Flood Dream, Ocean City, NJ
Among the most memorable images from The Dream Collector is the photograph titled Flood Dream, Ocean City, NJ. It depicts a boy clinging to the roof of a dilapidated home that has washed ashore. The sea has seemingly receded, leaving the structure stranded on a barren, watery plain, while a distant ship looms on the horizon. The boy’s posture—arms gripping the shingles, eyes fixed to the camera—conveys a potent blend of tension, vulnerability, and anticipation. The desolate landscape, devoid of context or other human presence, evokes what The Met calls “a non-place characteristic of dreams,” intensifying feelings of desperation, loneliness and abandonement.
Formally, Tress composes with surreal precision. The roof diagonals pull the viewer inward, while the horizon line and ship anchor the composition in a haunting stillness. This interplay of narrative and abstraction places the image firmly within magic realism—an ordinary element (a boy on a roof) infused with strange, dreamlike gravity. This photograph stands as a hallmark of Tress’s transition from documentary to constructed, surreal narratives—ushering in an era where photographers embraced staging and fantasy. “Tress’s early work from his Dream Collector and other related series constitutes a remarkable artistic achievement and a major contribution to the history of post-war photography and the photo book,” said Timothy Potts, Maria Hummer-Tuttle and Robert Tuttle Director of the J. Paul Getty Museum. “In a series of increasingly radical projects, Tress delved deeply into the worlds of surrealism and the unconscious, establishing himself as one of the most interesting mavericks of his generation.”

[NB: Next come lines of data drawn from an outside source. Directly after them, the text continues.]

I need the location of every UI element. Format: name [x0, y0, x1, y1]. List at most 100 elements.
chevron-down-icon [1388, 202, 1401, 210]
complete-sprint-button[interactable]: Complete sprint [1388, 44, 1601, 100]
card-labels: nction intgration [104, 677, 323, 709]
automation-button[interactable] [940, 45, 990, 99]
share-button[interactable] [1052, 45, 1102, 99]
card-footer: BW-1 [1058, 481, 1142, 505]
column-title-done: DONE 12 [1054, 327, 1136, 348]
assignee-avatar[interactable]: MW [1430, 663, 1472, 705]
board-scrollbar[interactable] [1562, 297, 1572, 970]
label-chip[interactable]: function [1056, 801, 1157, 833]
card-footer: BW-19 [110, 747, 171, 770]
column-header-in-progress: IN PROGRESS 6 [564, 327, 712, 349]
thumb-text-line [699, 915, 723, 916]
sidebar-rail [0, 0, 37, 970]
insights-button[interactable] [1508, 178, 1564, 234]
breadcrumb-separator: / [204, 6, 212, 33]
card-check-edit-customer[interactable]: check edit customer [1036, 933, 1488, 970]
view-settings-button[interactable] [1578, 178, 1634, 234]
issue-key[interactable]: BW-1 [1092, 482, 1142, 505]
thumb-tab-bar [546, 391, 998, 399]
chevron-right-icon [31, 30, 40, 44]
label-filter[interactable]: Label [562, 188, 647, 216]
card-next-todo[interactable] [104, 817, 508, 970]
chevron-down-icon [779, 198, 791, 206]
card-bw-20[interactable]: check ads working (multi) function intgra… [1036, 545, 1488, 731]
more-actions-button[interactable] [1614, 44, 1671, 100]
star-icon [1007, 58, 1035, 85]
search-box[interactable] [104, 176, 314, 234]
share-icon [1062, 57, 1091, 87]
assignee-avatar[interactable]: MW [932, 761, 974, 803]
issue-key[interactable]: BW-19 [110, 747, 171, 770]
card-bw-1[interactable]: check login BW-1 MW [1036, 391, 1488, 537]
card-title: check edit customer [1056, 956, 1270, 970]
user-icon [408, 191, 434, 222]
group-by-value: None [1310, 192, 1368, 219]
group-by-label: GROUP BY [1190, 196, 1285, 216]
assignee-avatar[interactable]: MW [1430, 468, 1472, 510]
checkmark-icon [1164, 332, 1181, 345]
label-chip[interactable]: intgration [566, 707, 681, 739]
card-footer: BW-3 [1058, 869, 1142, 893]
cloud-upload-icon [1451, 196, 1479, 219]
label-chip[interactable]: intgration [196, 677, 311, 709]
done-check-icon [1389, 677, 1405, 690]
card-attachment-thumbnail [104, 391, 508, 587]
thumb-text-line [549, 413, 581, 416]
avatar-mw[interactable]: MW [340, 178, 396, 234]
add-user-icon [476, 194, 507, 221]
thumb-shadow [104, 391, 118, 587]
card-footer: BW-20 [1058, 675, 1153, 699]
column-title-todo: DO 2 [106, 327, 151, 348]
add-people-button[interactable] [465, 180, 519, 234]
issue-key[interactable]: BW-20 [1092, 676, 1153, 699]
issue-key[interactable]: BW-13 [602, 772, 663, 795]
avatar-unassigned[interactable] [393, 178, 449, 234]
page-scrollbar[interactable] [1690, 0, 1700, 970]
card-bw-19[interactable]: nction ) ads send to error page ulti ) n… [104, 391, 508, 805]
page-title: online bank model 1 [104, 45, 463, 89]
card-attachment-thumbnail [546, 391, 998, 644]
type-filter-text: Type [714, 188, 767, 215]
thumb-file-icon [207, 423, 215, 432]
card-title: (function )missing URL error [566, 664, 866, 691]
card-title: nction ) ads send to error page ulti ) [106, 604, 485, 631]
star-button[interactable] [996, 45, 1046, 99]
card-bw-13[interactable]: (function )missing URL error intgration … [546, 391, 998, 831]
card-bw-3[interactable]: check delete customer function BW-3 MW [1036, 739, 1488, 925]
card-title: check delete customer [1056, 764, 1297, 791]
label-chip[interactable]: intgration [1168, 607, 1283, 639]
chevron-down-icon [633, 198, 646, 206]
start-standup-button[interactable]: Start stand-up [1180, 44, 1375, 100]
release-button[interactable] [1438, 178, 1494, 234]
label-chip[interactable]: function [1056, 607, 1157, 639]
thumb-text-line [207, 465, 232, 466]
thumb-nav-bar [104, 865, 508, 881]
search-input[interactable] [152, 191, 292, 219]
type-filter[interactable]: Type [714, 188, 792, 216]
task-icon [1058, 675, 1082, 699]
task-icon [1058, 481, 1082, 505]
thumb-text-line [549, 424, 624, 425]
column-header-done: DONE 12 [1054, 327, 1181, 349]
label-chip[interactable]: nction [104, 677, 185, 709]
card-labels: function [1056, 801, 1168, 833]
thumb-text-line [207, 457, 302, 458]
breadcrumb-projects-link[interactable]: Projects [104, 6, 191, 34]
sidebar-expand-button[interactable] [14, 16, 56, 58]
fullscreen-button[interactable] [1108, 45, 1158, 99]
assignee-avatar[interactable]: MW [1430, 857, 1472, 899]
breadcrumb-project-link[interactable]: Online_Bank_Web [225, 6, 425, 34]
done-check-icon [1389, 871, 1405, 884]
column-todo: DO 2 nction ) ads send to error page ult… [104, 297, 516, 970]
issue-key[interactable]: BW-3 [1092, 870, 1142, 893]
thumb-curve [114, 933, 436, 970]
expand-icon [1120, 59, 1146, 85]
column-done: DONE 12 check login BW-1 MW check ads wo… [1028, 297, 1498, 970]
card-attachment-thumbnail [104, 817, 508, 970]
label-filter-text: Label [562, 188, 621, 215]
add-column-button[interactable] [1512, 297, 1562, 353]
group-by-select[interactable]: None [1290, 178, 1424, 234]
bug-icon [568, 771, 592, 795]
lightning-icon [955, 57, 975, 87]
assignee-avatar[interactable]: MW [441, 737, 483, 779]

Carving Out a Space for Visionary Storytelling
Arthur Tress’s influence can be felt across a broad spectrum of contemporary photography—from conceptual portraiture to staged narrative work. He gave photography permission to be strange, mythic, poetic, and deeply personal. In an era increasingly dominated by realism and documentation, Tress carved out a space for visionary storytelling—one that continues to inspire photographers, artists, and dreamers alike. He has published numerous books and has exhibited widely. Key publications include The Dream Collector (1972), Shadow: A Novel in Photographs (1975), The Theater of the Mind (1976), Facing Up (1980), and Male of the Species (1992). His photographs have been collected by major institutions such as the Metropolitan Museum of Art, the Getty Museum, the Whitney Museum of American Art, Centre Pompidou, and the Museum of Modern Art (MoMA). Solo exhibitions of his work have appeared at the International Center of Photography in New York, the George Eastman Museum, and many other prominent galleries around the world.